Welcome to Our Website

Genetiği Değiştirilmiş Sivrisinekler, Sıtma ile Mücadele İçin Doğaya Salındı

Genetiği değiştirilmiş on binlerce sivrisinek, Afrika ülkelerinden Cibuti’de sıtmanın yayılmasına yol açan istilacı türlerle mücadele için doğaya salındı.

İngiltere merkezli bir biyoteknoloji şirketi olan Oxitec tarafından geliştirilen, Anofel stephensi türü ısırmayan erkek sivrisinekler, dişi yavruların olgunluğa erişmeden ölmesine sebep olacak bir gen taşıyor.

Sadece dişi sivrisinekler ısırdığı zaman sıtma ve diğer viral hastalıklar yayılıyor.

Genetiği değiştirilmiş sivrisineklerle çiftleşmelerden dünyaya gelen sadece erkek yavrular hayatta kalabiliyor.

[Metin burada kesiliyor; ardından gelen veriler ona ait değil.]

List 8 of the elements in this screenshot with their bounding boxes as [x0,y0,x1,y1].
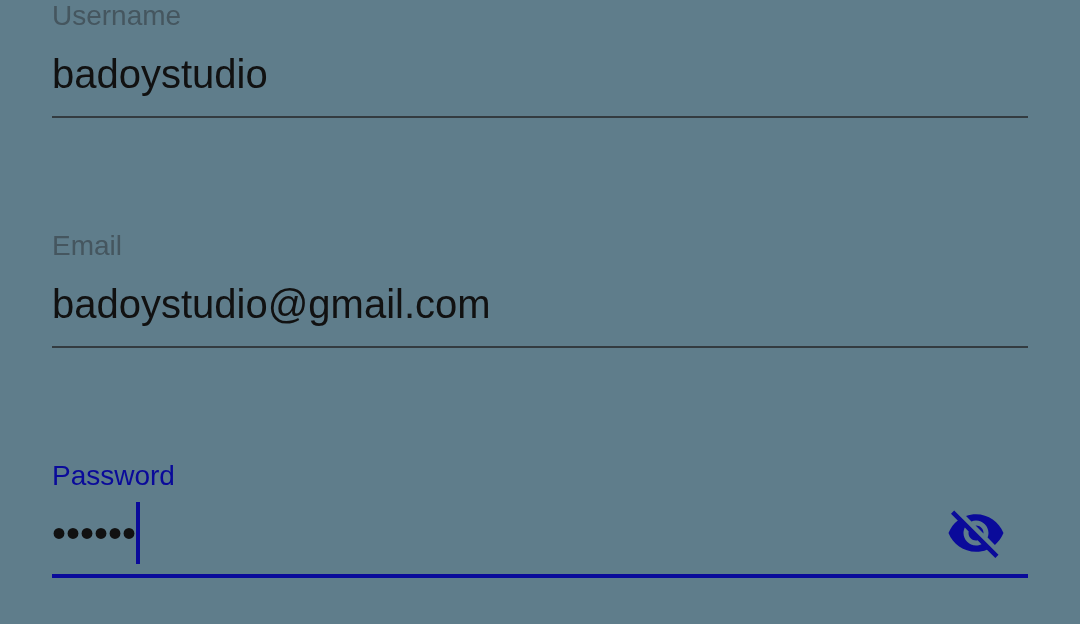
password-field[interactable]: •••••• [52,492,1028,578]
text-cursor [136,502,141,564]
input-field[interactable]: badoystudio@gmail.com [52,262,1028,348]
field-value: •••••• [52,510,137,556]
input-field[interactable]: badoystudio [52,32,1028,118]
field-value: badoystudio@gmail.com [52,281,491,327]
field-value: badoystudio [52,51,268,97]
field-label: Password [52,460,175,492]
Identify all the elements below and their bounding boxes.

Doğu Afrika’da ilk defa, kıtada ise ikinci defa bu tarz bir uygulama gerçekleştirildi.

ABD Hastalık Kontrol ve Önleme Merkezi’ne (CDC) göre benzer bir uygulama daha önce Brezilya, Cayman Adaları, Panama ve Hindistan’da hayata geçirildi.

2019’dan beri bir milyarın üzerinde sivrisineğin bu şekilde doğaya salındığı düşünülüyor.

Oxitec’in başında olan Grey Frandsen, BBC’ye yaptığı açıklamada “bu dost hayvanların doğaya salındıktan sonra çiftleşmek için dişi sivrisinekleri aradığını” belirtti.

Bu uygulama iki yıl önce Cibuti’de başlayan ve Anofel stephensilerin yayılmasını hedefleyen program kapsamında gerçekleştirildi.

O zamanlar ülke, sadece 30 vaka ile sıtma ile mücadelede başarılı bir noktaya gelmişti; ancak sıtma vakaları Cibuti’de 2020 yılında 73 bine kadar çıktı.

Genelde Asya’da görülen bu tür sivrisinekler, kontrolü zor bir tür. Hem gece hem gündüz ısırıyor ve kimyasal zehirlere direnebiliyor.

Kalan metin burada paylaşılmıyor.